Varanasi tourism in question answer system track: IIIT SURAT @ FIRE'25 shared task

Source

17th meeting of Forum for Information Retrieval Evaluation (FIRE 2025)

Date Issued

2025-12-17

Author(s)

Kumar, Ritesh

Jaiswal, Sumit Chand

Bhatia, Dhiraj

Abstract

This paper presents our approach to the VATIKA: Varanasi Tourism in Question Answering System Track at FIRE 2025, conducted by the Indian Institute of Information Technology Surat. The task focuses on developing a domain-specific Question Answering (QA) system for tourism-related queries in Hindi, particularly centered on the culturally significant city of Varanasi. To address this challenge, we propose a hybrid architecture that integrates semantic retrieval with extractive question answering. Our system leverages Facebook AI Similarity Search (FAISS) for efficient similarity search in high-dimensional vector spaces. Contextual embeddings are generated using IndicBERT, a multilingual ALBERT-based transformer model pretrained on major Indic languages. These embeddings are indexed within FAISS to enable fast and accurate retrieval of semantically relevant contexts for a given user query. The retrieved context is subsequently processed by a fine-tuned IndicBERT-based extractive QA model, which predicts the start and end token positions of the answer span within the passage. This two-stage retrieval and comprehension framework improves computational efficiency while maintaining contextual relevance. We submitted three system runs for the shared task. Although IndicBERT proved effective for both embedding generation and question answering, the overall performance was constrained by challenges in capturing nuanced linguistic characteristics of pure Hindi text, particularly domain-specific expressions and culturally grounded references.

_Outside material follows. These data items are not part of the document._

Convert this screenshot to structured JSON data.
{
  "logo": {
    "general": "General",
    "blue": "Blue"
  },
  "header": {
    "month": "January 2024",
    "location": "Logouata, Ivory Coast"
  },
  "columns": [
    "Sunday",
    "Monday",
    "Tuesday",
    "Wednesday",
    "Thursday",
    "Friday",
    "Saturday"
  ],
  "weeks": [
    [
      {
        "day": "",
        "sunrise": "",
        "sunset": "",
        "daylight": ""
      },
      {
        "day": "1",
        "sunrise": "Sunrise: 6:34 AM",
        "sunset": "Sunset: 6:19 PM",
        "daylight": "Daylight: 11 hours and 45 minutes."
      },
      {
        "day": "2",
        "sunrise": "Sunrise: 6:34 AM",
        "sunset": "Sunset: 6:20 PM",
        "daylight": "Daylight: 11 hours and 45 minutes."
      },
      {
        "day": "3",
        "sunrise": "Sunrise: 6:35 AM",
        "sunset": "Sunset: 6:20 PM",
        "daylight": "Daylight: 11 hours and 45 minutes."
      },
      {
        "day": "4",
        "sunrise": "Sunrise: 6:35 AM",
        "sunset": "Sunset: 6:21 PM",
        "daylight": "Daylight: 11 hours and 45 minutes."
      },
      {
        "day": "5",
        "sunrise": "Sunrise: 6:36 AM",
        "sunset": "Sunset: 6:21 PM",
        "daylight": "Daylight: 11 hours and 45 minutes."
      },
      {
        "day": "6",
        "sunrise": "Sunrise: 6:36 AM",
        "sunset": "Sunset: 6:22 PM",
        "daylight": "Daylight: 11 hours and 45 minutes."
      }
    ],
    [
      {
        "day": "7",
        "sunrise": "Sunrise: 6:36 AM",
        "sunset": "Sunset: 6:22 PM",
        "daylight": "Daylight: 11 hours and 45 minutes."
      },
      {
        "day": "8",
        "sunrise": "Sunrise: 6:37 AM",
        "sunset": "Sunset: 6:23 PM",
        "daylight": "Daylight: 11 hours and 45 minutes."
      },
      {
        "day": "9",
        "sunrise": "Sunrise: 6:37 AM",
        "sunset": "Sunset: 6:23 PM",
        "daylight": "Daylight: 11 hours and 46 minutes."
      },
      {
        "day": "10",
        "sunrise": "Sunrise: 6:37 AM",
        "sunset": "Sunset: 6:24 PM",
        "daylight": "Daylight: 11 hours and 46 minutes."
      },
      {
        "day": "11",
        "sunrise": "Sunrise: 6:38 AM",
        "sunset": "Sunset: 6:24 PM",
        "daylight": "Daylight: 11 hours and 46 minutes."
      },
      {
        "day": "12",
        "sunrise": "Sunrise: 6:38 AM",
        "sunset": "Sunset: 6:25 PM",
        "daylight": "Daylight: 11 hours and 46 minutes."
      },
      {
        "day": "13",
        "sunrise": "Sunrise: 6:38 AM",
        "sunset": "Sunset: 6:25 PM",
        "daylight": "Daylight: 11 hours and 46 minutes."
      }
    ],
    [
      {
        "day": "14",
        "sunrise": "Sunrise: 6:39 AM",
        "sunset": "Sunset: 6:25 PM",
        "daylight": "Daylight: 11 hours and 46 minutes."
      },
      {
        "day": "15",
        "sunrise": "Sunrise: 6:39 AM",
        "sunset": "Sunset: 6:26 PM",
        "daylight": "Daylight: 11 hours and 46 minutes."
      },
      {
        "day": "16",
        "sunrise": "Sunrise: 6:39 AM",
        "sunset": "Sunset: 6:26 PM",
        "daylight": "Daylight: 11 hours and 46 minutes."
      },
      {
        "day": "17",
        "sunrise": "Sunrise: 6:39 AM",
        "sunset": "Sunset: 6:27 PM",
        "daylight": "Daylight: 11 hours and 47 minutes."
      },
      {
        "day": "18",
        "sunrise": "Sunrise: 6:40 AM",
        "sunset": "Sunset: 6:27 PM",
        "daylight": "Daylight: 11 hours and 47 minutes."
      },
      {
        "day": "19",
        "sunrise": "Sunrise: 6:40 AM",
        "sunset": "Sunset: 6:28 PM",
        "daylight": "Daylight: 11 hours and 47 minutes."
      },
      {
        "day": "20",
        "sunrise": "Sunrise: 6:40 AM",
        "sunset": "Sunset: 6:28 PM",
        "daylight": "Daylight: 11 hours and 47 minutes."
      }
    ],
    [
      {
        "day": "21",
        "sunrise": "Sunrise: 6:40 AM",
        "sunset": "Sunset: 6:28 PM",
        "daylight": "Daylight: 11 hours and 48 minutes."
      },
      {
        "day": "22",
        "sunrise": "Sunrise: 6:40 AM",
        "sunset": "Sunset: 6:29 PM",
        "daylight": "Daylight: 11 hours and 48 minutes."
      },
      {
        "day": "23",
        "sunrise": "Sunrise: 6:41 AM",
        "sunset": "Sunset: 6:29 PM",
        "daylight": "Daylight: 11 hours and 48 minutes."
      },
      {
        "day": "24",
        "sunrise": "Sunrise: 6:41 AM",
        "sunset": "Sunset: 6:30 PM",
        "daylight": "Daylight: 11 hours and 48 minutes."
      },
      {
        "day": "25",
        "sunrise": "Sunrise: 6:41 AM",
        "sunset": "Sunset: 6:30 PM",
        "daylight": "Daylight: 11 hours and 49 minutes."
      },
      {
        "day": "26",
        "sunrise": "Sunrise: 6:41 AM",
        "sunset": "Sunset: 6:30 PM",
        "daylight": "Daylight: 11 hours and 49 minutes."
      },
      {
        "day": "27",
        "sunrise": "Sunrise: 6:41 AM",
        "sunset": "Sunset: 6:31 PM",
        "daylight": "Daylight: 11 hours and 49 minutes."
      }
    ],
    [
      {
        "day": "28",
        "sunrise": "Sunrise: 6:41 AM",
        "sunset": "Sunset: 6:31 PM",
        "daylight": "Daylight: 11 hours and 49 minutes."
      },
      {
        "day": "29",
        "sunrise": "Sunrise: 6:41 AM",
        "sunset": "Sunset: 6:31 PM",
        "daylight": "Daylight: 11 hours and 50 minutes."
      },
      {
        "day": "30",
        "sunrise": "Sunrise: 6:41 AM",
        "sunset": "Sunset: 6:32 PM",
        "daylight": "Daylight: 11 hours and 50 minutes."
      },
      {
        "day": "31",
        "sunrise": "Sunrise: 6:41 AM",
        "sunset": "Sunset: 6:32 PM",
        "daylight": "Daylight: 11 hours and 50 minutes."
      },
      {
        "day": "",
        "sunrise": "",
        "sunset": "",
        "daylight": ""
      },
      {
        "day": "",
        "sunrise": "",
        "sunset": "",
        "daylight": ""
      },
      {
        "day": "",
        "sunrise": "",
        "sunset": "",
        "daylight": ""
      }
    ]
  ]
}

Our findings highlight the importance of domain adaptation and languagespecific fine-tuning for Hindi QA systems. Future improvements may include enhanced Hindi-specific pretraining, incorporation of linguistic features, and improved retrieval strategies to better address semantic variability in tourism-related queries

URI

https://repository.iitgn.ac.in/handle/IITG2025/34789